Estas y otras muchas cuestiones, difíciles de responder, pueden inquietar a la mayoría de los oftalmólogos que, impotentes, se ven persistentemente atrapados en una compleja trama, en la que han de conciliar y armonizar, pugnando por salir airosos, convicciones, principios e intereses, como su lícito escepticismo científico, su sentido común, sus ancestrales reglas deontológicas, su prestigio y honorable ambición profesional y su auténtica honestidad para, sin atentar contra sus razonables beneficios, evitar el innecesario menoscabo económico del paciente o de otros estamentos, públicos o privados.
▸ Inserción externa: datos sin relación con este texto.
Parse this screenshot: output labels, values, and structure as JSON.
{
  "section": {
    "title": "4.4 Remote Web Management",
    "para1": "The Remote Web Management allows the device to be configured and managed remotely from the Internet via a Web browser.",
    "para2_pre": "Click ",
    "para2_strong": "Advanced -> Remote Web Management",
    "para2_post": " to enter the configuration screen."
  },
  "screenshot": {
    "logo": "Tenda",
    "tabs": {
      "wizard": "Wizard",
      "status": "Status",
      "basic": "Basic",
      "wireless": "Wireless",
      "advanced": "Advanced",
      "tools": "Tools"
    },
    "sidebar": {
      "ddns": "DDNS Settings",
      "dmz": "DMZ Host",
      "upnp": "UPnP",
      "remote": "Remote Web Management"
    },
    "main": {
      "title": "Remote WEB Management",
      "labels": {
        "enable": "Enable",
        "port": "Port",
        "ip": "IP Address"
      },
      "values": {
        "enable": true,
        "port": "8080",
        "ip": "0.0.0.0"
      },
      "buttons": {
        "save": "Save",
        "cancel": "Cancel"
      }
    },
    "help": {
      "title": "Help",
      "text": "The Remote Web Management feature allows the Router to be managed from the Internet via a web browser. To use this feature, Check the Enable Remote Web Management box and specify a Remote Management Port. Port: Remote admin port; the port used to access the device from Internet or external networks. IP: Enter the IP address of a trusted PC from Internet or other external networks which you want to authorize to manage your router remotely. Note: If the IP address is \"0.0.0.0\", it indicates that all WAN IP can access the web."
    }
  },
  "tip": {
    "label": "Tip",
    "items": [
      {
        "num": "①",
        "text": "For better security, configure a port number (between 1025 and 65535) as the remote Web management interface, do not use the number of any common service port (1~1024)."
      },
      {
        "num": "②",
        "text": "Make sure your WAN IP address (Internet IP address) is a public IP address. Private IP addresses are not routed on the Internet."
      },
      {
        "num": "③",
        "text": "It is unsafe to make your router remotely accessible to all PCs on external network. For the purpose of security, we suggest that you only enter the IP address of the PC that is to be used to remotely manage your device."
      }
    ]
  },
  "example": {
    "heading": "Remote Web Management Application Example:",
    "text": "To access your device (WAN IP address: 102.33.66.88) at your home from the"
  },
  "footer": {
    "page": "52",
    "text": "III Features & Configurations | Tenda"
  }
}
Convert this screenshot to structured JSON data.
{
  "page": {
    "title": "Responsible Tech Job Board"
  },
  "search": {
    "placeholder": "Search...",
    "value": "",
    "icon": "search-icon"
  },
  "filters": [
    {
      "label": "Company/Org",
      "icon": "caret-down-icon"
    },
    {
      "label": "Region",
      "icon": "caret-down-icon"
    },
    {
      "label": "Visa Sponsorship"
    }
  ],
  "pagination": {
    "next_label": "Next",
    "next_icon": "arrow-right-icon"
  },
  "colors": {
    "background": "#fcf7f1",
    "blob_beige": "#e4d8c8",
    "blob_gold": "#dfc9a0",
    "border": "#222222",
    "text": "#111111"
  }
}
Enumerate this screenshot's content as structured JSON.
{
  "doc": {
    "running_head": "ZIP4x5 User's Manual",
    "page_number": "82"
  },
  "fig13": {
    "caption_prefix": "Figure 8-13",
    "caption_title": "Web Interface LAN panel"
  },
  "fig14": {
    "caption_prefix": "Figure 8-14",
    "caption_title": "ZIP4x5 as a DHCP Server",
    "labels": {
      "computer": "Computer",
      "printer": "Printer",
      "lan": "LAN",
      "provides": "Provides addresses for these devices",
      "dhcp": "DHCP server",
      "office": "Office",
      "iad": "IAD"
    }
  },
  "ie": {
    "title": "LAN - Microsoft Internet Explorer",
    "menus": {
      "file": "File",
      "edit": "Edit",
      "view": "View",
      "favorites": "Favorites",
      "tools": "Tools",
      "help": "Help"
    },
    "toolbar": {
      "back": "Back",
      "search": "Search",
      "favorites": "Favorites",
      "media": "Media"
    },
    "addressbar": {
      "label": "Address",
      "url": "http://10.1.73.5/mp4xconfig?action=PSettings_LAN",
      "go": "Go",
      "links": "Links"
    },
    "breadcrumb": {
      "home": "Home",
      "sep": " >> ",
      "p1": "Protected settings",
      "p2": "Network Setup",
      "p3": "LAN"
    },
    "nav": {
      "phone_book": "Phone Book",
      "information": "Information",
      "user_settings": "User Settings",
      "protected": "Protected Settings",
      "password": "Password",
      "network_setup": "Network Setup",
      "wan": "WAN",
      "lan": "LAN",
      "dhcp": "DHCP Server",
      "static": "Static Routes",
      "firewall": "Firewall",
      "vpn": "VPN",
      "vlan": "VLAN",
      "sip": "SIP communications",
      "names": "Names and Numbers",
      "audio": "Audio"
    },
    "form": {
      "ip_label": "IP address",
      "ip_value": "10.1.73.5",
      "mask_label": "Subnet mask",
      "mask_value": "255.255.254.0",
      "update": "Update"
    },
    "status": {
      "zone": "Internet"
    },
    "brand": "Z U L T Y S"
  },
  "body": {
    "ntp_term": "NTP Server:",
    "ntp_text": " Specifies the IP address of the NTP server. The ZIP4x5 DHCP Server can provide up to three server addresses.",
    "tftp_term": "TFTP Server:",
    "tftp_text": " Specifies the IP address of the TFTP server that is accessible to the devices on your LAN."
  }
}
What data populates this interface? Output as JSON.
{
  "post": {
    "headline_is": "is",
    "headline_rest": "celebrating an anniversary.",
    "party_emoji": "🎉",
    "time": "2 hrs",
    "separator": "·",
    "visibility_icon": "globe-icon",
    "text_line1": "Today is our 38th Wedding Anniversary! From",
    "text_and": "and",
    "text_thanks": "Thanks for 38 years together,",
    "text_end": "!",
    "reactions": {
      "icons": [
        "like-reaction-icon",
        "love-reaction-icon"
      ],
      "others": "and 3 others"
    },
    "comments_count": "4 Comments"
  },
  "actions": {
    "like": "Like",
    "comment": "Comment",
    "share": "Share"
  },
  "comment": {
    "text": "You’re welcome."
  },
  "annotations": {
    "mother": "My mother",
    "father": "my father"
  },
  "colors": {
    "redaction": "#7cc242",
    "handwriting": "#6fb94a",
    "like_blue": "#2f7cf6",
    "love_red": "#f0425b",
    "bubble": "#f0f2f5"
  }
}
Frente al interminable acoso, presente y futuro, de las medicinas de diseño, premeditada y gélidamente calculadas, como científicos, estamos obligados a contemplar las ofertas de nuevos y prodigiosos remedios con cierto nihilismo metodológico, basado en un férreo e imperturbable análisis crítico, hasta la firme validación de sus resultados, como médicos, debemos moderar, razonablemente, desde nuestra autoridad moral, unas expectativas de curación de nuestros pacientes precipitadamente optimistas y velar para evitar su manipulación impropia y desaprensiva, defendiéndoles de los ataques impetuosos de un mundo comercial implacable que, en la disyuntiva, rara vez discrimina al ser que sufre y lucha contra la enfermedad, del cliente, anónimo y deshumanizado, que requiere sus servicios y le sustenta.